Big Ten has 8 Teams in NCAA, 11 Leagues With Multiple Teams
The Big Ten Conference has doubled its presence in the NCAA Tournament a year after its fewest picks in a decade.
A record eight Big Ten schools were selected for the 68-team field on Sunday, the most for any league. The ACC, which had three of the No. 1 seeds, and the SEC each got seven teams. Six Big 12 schools made the field.
There were only four teams from the Big Ten last year, when Michigan did make it to the NCAA championship game before losing to Villanova. That was the fewest since only four teams in 2008, when the league had 11 men's basketball teams overall instead of the current 14.
Regular-season co-champions Michigan State and Purdue are in, along with Michigan, Iowa, Maryland, Minnesota, Ohio State and Wisconsin. The Spartans beat the Wolverines in the Big Ten Tournament final Sunday.
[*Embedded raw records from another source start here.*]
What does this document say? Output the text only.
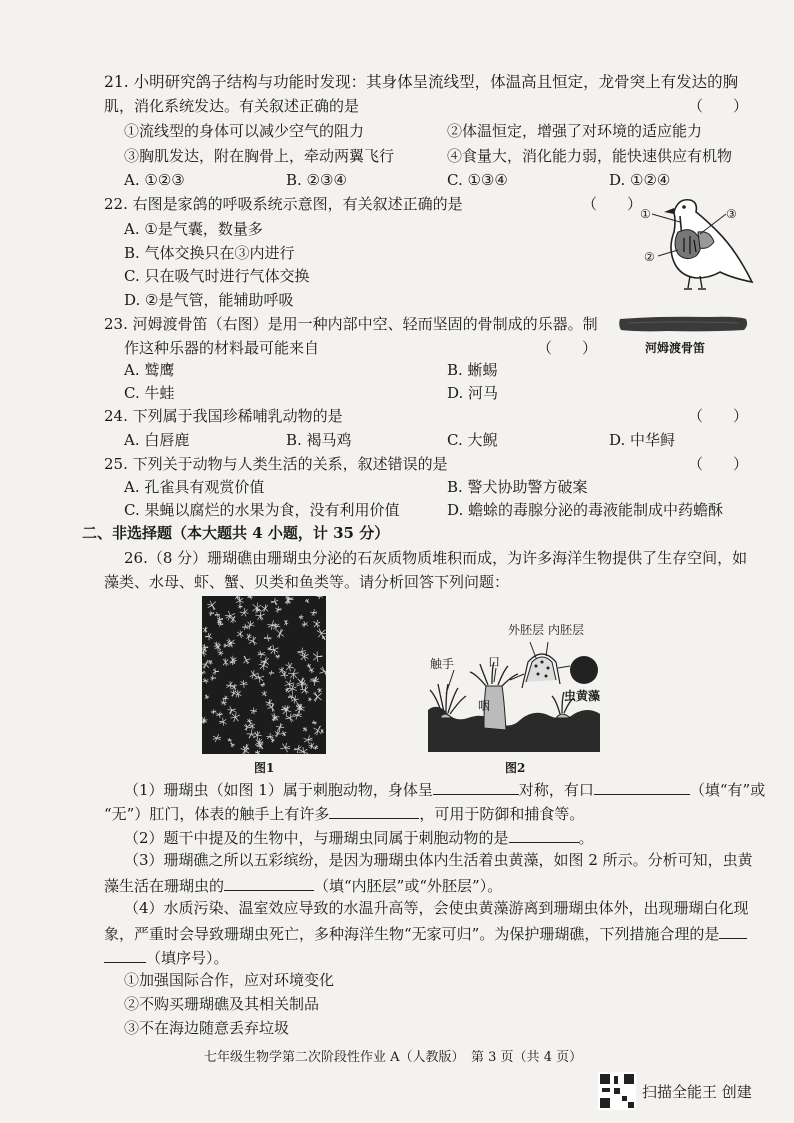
21. 小明研究鸽子结构与功能时发现：其身体呈流线型，体温高且恒定，龙骨突上有发达的胸
肌，消化系统发达。有关叙述正确的是	（　　）
①流线型的身体可以减少空气的阻力	②体温恒定，增强了对环境的适应能力
③胸肌发达，附在胸骨上，牵动两翼飞行	④食量大，消化能力弱，能快速供应有机物
A. ①②③	B. ②③④	C. ①③④	D. ①②④
22. 右图是家鸽的呼吸系统示意图，有关叙述正确的是	（　　）
A. ①是气囊，数量多
B. 气体交换只在③内进行
C. 只在吸气时进行气体交换
D. ②是气管，能辅助呼吸
①
②
③
23. 河姆渡骨笛（右图）是用一种内部中空、轻而坚固的骨制成的乐器。制
作这种乐器的材料最可能来自	（　　）	河姆渡骨笛
A. 鹫鹰	B. 蜥蜴
C. 牛蛙	D. 河马
24. 下列属于我国珍稀哺乳动物的是	（　　）
A. 白唇鹿	B. 褐马鸡	C. 大鲵	D. 中华鲟
25. 下列关于动物与人类生活的关系，叙述错误的是	（　　）
A. 孔雀具有观赏价值	B. 警犬协助警方破案
C. 果蝇以腐烂的水果为食，没有利用价值	D. 蟾蜍的毒腺分泌的毒液能制成中药蟾酥
二、非选择题（本大题共 4 小题，计 35 分）
26.（8 分）珊瑚礁由珊瑚虫分泌的石灰质物质堆积而成，为许多海洋生物提供了生存空间，如
藻类、水母、虾、蟹、贝类和鱼类等。请分析回答下列问题：
图1
外胚层 内胚层
触手	口
咽
虫黄藻
图2
（1）珊瑚虫（如图 1）属于刺胞动物，身体呈	对称，有口	（填“有”或
“无”）肛门，体表的触手上有许多	，可用于防御和捕食等。
（2）题干中提及的生物中，与珊瑚虫同属于刺胞动物的是	。
（3）珊瑚礁之所以五彩缤纷，是因为珊瑚虫体内生活着虫黄藻，如图 2 所示。分析可知，虫黄
藻生活在珊瑚虫的	（填“内胚层”或“外胚层”）。
（4）水质污染、温室效应导致的水温升高等，会使虫黄藻游离到珊瑚虫体外，出现珊瑚白化现
象，严重时会导致珊瑚虫死亡，多种海洋生物“无家可归”。为保护珊瑚礁，下列措施合理的是
（填序号）。
①加强国际合作，应对环境变化
②不购买珊瑚礁及其相关制品
③不在海边随意丢弃垃圾
七年级生物学第二次阶段性作业 A（人教版）　第 3 页（共 4 页）
扫描全能王 创建
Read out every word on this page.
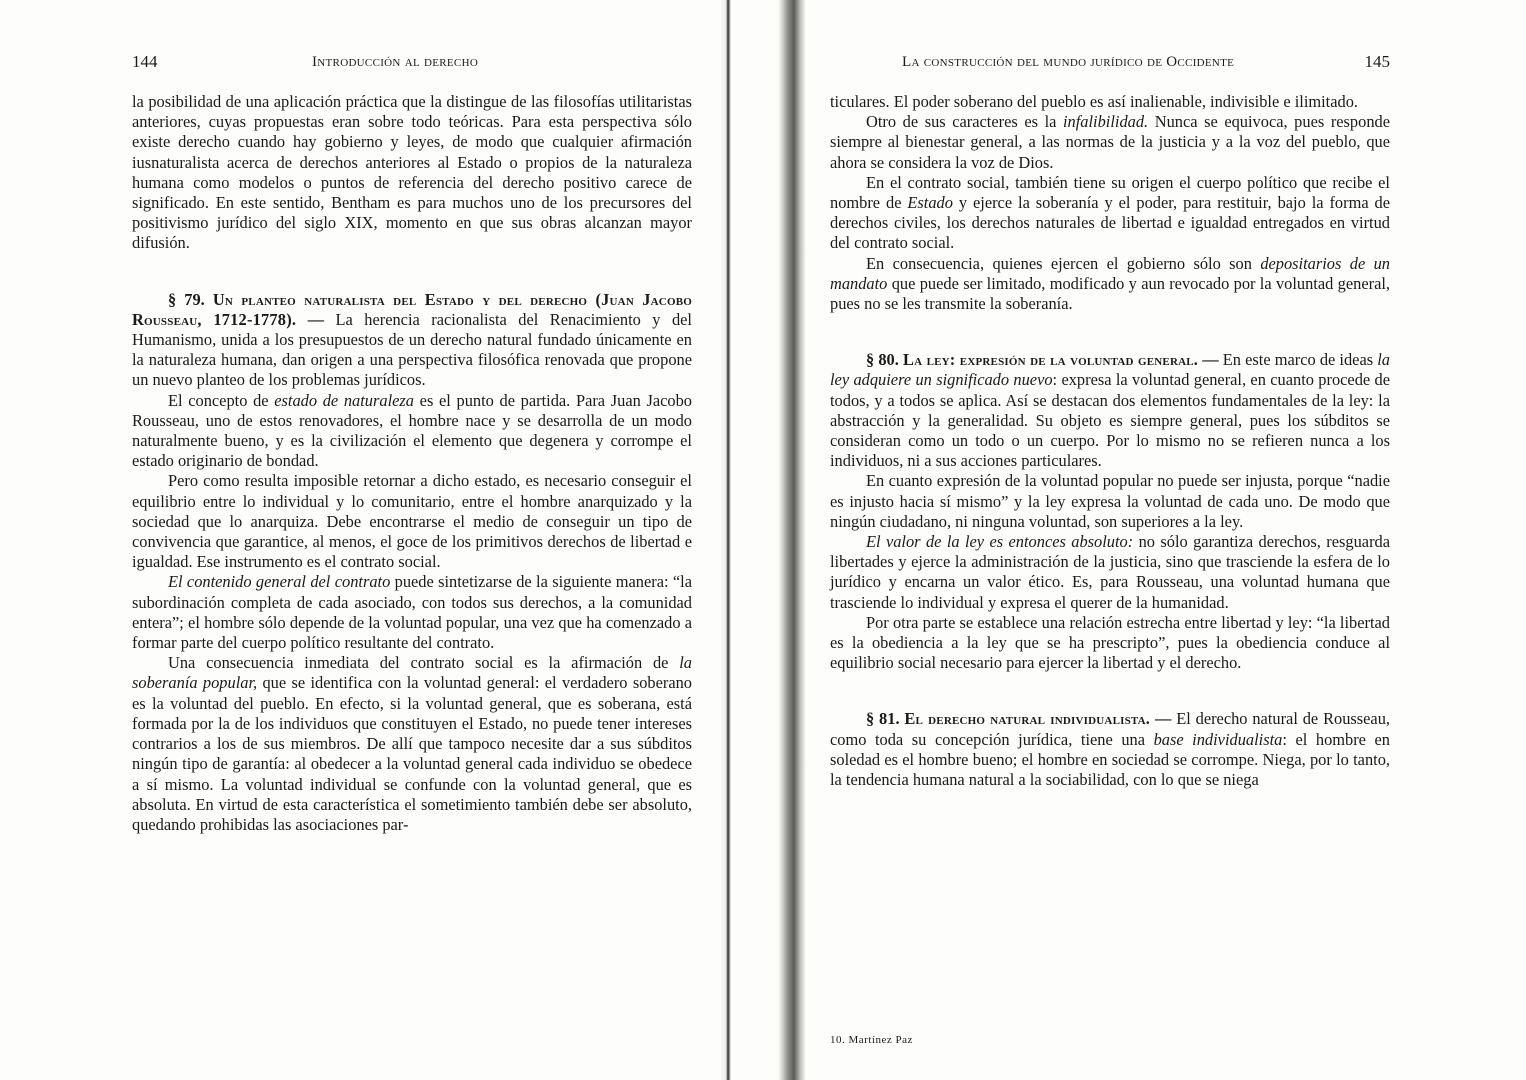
144	Introducción al derecho

la posibilidad de una aplicación práctica que la distingue de las filosofías utilitaristas anteriores, cuyas propuestas eran sobre todo teóricas. Para esta perspectiva sólo existe derecho cuando hay gobierno y leyes, de modo que cualquier afirmación iusnaturalista acerca de derechos anteriores al Estado o propios de la naturaleza humana como modelos o puntos de referencia del derecho positivo carece de significado. En este sentido, Bentham es para muchos uno de los precursores del positivismo jurídico del siglo XIX, momento en que sus obras alcanzan mayor difusión.

§ 79. Un planteo naturalista del Estado y del derecho (Juan Jacobo Rousseau, 1712-1778). — La herencia racionalista del Renacimiento y del Humanismo, unida a los presupuestos de un derecho natural fundado únicamente en la naturaleza humana, dan origen a una perspectiva filosófica renovada que propone un nuevo planteo de los problemas jurídicos.

El concepto de estado de naturaleza es el punto de partida. Para Juan Jacobo Rousseau, uno de estos renovadores, el hombre nace y se desarrolla de un modo naturalmente bueno, y es la civilización el elemento que degenera y corrompe el estado originario de bondad.

Pero como resulta imposible retornar a dicho estado, es necesario conseguir el equilibrio entre lo individual y lo comunitario, entre el hombre anarquizado y la sociedad que lo anarquiza. Debe encontrarse el medio de conseguir un tipo de convivencia que garantice, al menos, el goce de los primitivos derechos de libertad e igualdad. Ese instrumento es el contrato social.

El contenido general del contrato puede sintetizarse de la siguiente manera: “la subordinación completa de cada asociado, con todos sus derechos, a la comunidad entera”; el hombre sólo depende de la voluntad popular, una vez que ha comenzado a formar parte del cuerpo político resultante del contrato.

Una consecuencia inmediata del contrato social es la afirmación de la soberanía popular, que se identifica con la voluntad general: el verdadero soberano es la voluntad del pueblo. En efecto, si la voluntad general, que es soberana, está formada por la de los individuos que constituyen el Estado, no puede tener intereses contrarios a los de sus miembros. De allí que tampoco necesite dar a sus súbditos ningún tipo de garantía: al obedecer a la voluntad general cada individuo se obedece a sí mismo. La voluntad individual se confunde con la voluntad general, que es absoluta. En virtud de esta característica el sometimiento también debe ser absoluto, quedando prohibidas las asociaciones par-

La construcción del mundo jurídico de Occidente	145

ticulares. El poder soberano del pueblo es así inalienable, indivisible e ilimitado.

Otro de sus caracteres es la infalibilidad. Nunca se equivoca, pues responde siempre al bienestar general, a las normas de la justicia y a la voz del pueblo, que ahora se considera la voz de Dios.

En el contrato social, también tiene su origen el cuerpo político que recibe el nombre de Estado y ejerce la soberanía y el poder, para restituir, bajo la forma de derechos civiles, los derechos naturales de libertad e igualdad entregados en virtud del contrato social.

En consecuencia, quienes ejercen el gobierno sólo son depositarios de un mandato que puede ser limitado, modificado y aun revocado por la voluntad general, pues no se les transmite la soberanía.

§ 80. La ley: expresión de la voluntad general. — En este marco de ideas la ley adquiere un significado nuevo: expresa la voluntad general, en cuanto procede de todos, y a todos se aplica. Así se destacan dos elementos fundamentales de la ley: la abstracción y la generalidad. Su objeto es siempre general, pues los súbditos se consideran como un todo o un cuerpo. Por lo mismo no se refieren nunca a los individuos, ni a sus acciones particulares.

En cuanto expresión de la voluntad popular no puede ser injusta, porque “nadie es injusto hacia sí mismo” y la ley expresa la voluntad de cada uno. De modo que ningún ciudadano, ni ninguna voluntad, son superiores a la ley.

El valor de la ley es entonces absoluto: no sólo garantiza derechos, resguarda libertades y ejerce la administración de la justicia, sino que trasciende la esfera de lo jurídico y encarna un valor ético. Es, para Rousseau, una voluntad humana que trasciende lo individual y expresa el querer de la humanidad.

Por otra parte se establece una relación estrecha entre libertad y ley: “la libertad es la obediencia a la ley que se ha prescripto”, pues la obediencia conduce al equilibrio social necesario para ejercer la libertad y el derecho.

§ 81. El derecho natural individualista. — El derecho natural de Rousseau, como toda su concepción jurídica, tiene una base individualista: el hombre en soledad es el hombre bueno; el hombre en sociedad se corrompe. Niega, por lo tanto, la tendencia humana natural a la sociabilidad, con lo que se niega

10. Martínez Paz
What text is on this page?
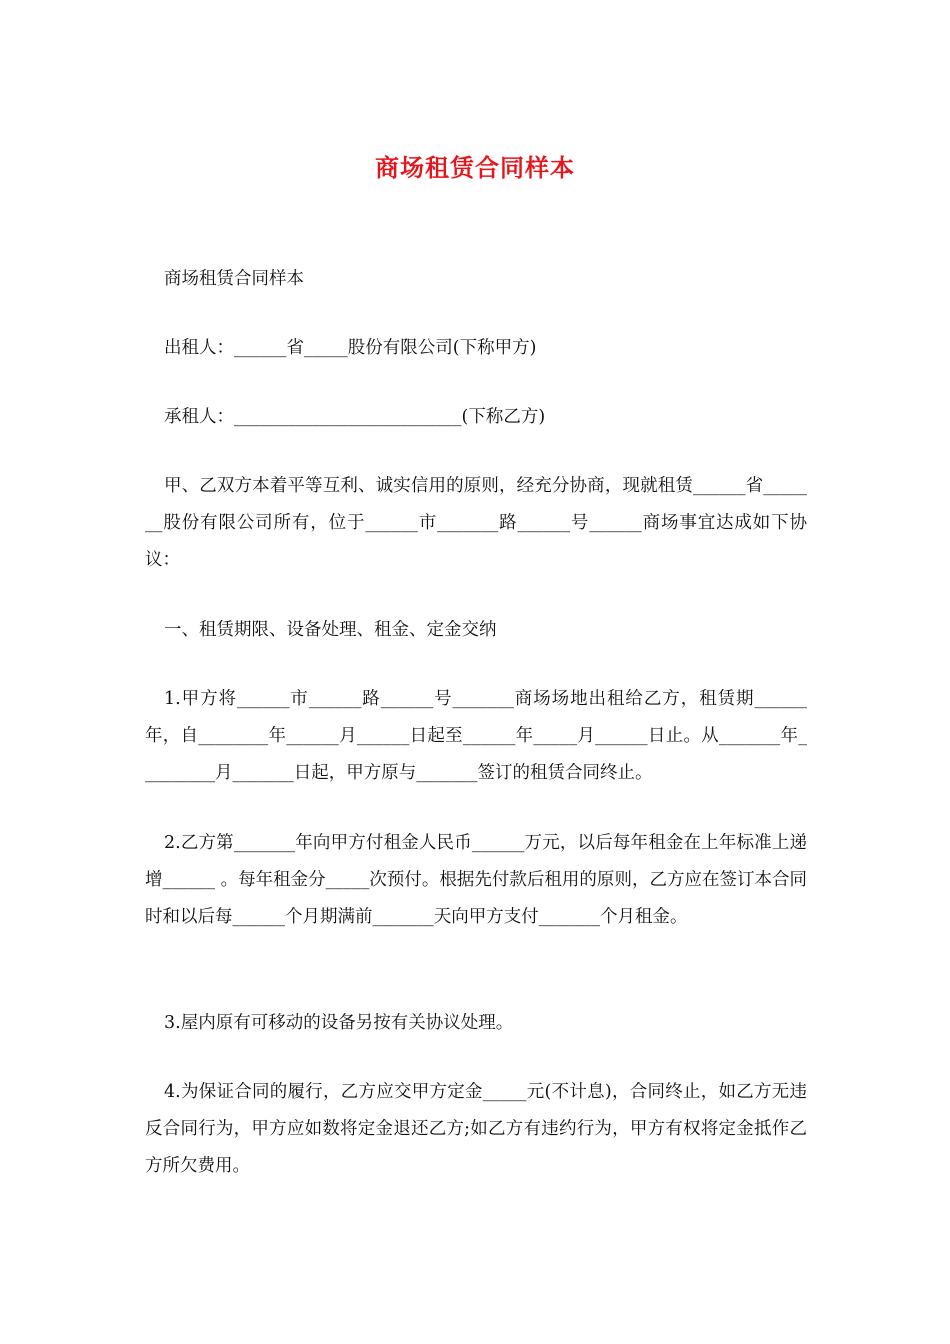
商场租赁合同样本
商场租赁合同样本
出租人：______省_____股份有限公司(下称甲方)
承租人：__________________________(下称乙方)
甲、乙双方本着平等互利、诚实信用的原则，经充分协商，现就租赁______省_______股份有限公司所有，位于______市_______路______号______商场事宜达成如下协议：
一、租赁期限、设备处理、租金、定金交纳
1.甲方将______市______路______号_______商场场地出租给乙方，租赁期______年，自________年______月______日起至______年_____月______日止。从_______年_________月_______日起，甲方原与_______签订的租赁合同终止。
2.乙方第_______年向甲方付租金人民币______万元，以后每年租金在上年标准上递增______ 。每年租金分_____次预付。根据先付款后租用的原则，乙方应在签订本合同时和以后每______个月期满前_______天向甲方支付_______个月租金。
3.屋内原有可移动的设备另按有关协议处理。
4.为保证合同的履行，乙方应交甲方定金_____元(不计息)，合同终止，如乙方无违反合同行为，甲方应如数将定金退还乙方;如乙方有违约行为，甲方有权将定金抵作乙方所欠费用。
Indiana, another Big Ten team, was one of the first four teams left out of the NCAA Tournament.
Eleven different conferences sent multiple teams to the NCAA tourney. The last time that happened was 2015.
"This is a high year for us," Stanford athletic director Bernard Muir, the chairman of the NCAA Division I basketball committee, said during CBS' Selection Sunday show. "We were fortunate for the opportunities, especially that fell our way, that we could get more teams, deserving teams, into the field."
There were seven teams from mid-major or smaller conferences that got at-large berths.
That included Belmont (26-5) getting an at-large bid despite losing in the Ohio Valley Conference Tournament championship game to Murray State (27-4), which got the league's automatic berth. It is the first time since 1987 that the OVC sent two teams to the NCAA Tournament.
Atlantic 10 regular-season champion VCU (25-7) needed an at-large berth after losing in the conference tournament that was won by Saint Louis (23-12).
The Big East and the American Athletic Conference each have four NCAA teams, and the Pac-12 has three. Along with the OVC and A-10, the Mountain West and West Coast Conference also had two selections.
Along with No. 1 seeds Duke, Virginia and North Carolina, the ACC is sending Florida State, Virginia Tech, Louisville and Syracuse.
North Carolina State, another ACC team, was left out despite being No. 33 in the latest NET rankings, the new analytical formula that replaced the RPI and aided the selection committee when making decisions.
Kentucky, Auburn, LSU, Tennessee, Mississippi State, Ole Miss and Florida are going from the SEC, which missed having eight teams for the second year in a row when Alabama was one of the first four out.
The Big 12's six tournament teams are Texas Tech, Kansas State, Kansas, Baylor, Iowa State and Oklahoma.
"I think our league is plenty good enough to have teams in the tournament that have multiple wins. Our league is not as top heavy as what it has been in the past," said Kansas coach Bill Self, whose team's record streak of 14 consecutive Big 12 titles was snapped this season. "This league has prepared by beating up on each other and we should be ready to go have some success next week."
TCU, a 20-win team that went 7-11 in Big 12 play, was also in the first four out after losing six of its last eight regular-season games. The Horned Frogs last year snapped a two-decade drought since their last NCAA Tournament experience.